I’m not the kind of psychologist who studies dreams, but Freud would probably have a heyday with mine. There’s a noise coming from a nearby bush, and I sit perfectly still in hopes of seeing my friend the fox. But it’s one of the Muscovy ducks that roam, or rather waddle, along the shoreline. I don’t think they’re native here. One of my neighbors says they are from Mexico or South America. My guess is someone originally brought them to the lake as pets, where they reproduced and thrived. They’re funny-looking creatures, black and white with red faces, and half the time sound like they’re having an asthma attack. The same neighbor says the sound is normal, though the first time I heard one, I wanted to rush it to the nearest vet.

I watch as it grubs for insects, immune to the cold. I should go inside and make a fire, but I need the air and the open space for a few more minutes. And the lake is so tranquil this time of the morning, it would be a shame to miss it as it wakes up.
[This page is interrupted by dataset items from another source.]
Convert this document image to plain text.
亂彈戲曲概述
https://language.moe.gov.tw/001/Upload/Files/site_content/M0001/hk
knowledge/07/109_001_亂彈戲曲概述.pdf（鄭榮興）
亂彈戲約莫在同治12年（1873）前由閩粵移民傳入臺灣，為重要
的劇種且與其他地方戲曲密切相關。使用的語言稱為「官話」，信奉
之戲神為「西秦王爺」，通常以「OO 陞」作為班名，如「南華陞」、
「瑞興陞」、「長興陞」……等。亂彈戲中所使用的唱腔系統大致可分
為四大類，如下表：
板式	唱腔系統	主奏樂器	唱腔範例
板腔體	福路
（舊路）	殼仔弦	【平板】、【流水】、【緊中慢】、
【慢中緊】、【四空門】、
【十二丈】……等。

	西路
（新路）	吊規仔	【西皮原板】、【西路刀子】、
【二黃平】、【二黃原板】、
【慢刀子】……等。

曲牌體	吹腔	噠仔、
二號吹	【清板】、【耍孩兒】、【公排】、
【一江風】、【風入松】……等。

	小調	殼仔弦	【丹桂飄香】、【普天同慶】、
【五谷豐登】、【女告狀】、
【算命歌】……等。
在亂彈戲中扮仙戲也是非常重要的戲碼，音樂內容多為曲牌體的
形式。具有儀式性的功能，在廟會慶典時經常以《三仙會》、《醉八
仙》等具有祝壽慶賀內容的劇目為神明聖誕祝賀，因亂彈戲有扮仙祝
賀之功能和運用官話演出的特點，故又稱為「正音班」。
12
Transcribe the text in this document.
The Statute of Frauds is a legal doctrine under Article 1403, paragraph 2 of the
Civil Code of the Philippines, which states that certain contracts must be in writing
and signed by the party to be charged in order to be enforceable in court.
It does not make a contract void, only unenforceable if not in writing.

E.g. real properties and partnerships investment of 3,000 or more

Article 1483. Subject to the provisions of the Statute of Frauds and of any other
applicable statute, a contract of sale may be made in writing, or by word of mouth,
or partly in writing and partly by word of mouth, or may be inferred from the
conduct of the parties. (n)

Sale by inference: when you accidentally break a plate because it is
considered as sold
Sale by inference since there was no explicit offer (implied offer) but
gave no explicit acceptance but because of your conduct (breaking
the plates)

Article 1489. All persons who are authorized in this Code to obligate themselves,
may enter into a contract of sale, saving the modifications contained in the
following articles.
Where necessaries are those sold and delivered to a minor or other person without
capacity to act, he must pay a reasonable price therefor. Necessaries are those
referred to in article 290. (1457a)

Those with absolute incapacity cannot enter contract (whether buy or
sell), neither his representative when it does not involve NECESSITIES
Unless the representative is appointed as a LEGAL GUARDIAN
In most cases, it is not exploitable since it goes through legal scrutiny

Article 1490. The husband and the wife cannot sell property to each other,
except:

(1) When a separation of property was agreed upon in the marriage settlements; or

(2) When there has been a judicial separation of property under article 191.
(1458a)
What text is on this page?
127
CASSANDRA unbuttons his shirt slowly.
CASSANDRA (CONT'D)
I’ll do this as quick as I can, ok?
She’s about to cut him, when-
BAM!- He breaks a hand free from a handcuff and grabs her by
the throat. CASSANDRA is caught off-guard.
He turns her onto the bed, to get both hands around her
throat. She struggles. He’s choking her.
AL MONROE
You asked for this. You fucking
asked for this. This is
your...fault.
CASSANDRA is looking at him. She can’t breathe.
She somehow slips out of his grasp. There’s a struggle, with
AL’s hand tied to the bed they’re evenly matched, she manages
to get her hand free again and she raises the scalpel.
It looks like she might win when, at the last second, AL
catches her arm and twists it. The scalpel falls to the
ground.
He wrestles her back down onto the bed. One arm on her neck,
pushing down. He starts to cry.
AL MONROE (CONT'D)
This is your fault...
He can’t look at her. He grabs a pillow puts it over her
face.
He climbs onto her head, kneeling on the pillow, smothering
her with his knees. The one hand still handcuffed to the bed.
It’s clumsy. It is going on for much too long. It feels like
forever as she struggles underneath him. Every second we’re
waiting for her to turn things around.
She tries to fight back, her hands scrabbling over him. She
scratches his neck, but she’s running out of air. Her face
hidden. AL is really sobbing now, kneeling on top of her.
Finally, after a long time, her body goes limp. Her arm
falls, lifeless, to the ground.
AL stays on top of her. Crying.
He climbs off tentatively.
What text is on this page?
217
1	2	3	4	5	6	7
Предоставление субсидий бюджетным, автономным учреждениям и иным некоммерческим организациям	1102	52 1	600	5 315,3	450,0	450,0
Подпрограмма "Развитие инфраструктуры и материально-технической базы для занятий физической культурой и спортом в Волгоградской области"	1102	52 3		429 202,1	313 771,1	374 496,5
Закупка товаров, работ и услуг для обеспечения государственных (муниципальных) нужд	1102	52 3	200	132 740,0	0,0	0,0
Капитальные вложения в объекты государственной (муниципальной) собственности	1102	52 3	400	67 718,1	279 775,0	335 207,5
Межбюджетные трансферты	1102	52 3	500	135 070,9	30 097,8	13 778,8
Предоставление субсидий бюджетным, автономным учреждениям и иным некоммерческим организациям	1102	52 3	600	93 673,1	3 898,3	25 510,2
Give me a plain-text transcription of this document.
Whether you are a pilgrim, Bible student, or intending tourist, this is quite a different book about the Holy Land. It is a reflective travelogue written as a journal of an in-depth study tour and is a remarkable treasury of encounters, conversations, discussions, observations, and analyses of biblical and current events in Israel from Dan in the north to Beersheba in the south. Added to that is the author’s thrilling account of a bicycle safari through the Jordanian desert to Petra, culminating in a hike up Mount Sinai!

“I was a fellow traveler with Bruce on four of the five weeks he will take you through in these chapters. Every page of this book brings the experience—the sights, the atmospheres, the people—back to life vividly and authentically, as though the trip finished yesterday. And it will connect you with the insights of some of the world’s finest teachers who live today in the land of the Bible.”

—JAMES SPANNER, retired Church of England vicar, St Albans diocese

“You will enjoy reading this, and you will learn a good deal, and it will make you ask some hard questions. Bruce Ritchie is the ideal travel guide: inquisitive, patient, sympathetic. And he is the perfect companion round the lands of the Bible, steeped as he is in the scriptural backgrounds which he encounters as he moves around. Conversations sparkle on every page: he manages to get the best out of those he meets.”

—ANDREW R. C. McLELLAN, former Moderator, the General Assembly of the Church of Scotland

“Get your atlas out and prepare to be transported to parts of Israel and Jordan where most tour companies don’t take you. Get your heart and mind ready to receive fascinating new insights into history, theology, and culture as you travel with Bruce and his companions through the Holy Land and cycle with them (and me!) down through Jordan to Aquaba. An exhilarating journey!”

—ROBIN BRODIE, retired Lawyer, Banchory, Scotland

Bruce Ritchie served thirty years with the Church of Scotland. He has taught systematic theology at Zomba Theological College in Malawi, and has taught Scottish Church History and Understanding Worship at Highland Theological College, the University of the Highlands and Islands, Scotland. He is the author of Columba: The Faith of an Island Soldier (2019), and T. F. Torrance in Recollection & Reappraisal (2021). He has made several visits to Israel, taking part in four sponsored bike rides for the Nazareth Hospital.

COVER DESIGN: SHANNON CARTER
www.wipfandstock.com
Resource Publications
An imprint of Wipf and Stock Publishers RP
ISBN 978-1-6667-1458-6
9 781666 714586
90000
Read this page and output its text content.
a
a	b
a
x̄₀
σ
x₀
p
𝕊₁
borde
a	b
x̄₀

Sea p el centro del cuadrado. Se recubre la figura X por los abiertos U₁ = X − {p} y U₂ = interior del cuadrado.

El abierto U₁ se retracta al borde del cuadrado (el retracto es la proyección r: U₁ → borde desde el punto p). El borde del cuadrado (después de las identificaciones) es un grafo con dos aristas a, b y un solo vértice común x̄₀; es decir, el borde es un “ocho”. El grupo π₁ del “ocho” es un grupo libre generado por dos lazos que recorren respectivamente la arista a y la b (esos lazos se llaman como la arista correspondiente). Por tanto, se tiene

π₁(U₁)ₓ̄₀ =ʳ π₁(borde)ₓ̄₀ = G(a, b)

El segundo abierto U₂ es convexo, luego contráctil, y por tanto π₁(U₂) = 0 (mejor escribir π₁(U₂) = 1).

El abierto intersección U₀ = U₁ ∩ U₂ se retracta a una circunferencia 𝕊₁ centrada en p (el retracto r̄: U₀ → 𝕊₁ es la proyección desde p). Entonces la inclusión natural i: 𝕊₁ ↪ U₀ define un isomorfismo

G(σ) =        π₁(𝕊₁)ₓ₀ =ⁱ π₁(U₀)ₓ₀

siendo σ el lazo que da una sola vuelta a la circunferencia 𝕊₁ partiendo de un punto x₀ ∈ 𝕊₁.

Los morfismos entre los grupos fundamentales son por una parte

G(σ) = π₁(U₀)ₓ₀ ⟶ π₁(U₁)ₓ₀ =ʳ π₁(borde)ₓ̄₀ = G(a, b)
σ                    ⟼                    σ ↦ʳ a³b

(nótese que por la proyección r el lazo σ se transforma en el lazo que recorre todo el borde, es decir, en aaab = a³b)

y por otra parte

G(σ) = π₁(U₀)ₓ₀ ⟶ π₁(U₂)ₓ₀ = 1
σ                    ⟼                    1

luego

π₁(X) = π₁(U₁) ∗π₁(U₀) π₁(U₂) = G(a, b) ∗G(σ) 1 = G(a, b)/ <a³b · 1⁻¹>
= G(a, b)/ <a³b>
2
So I wait for the sunrise, pulling my blanket tighter as I lean back in one of Austin’s plastic Adirondack chairs, making a decision to buy real ones today. Perhaps I can persuade Knox to pick them up in his truck.

I’m down to the last of my coffee when I hear him drive up. It only takes him a minute or so to spot me in the chair. He waves, goes inside, only to join me a short time later.

“Kind of cold,” he says, and plops down in the chair next to me.

“Yeah. I had a rough night, needed some fresh air.”

He looks me over. “What happened?”

“Nothing really. I just had trouble sleeping. How ’bout you—get any writing done?”

“I was in the zone till about one in the morning. Then Katie called. Her car wouldn’t start, and she needed a ride. Same old crap, different day.”

“Her car breaks down a lot?”

He laughs. “I think the question is when does it run? I guess I’m going to lend her money for a new used one.”

“That’s nice of you.”

“Nothing nice about it. It’s purely self-serving. I’m tired of chauffeuring her around.”

“It’s wonderful how close you two are. My sister and I used to be like that.”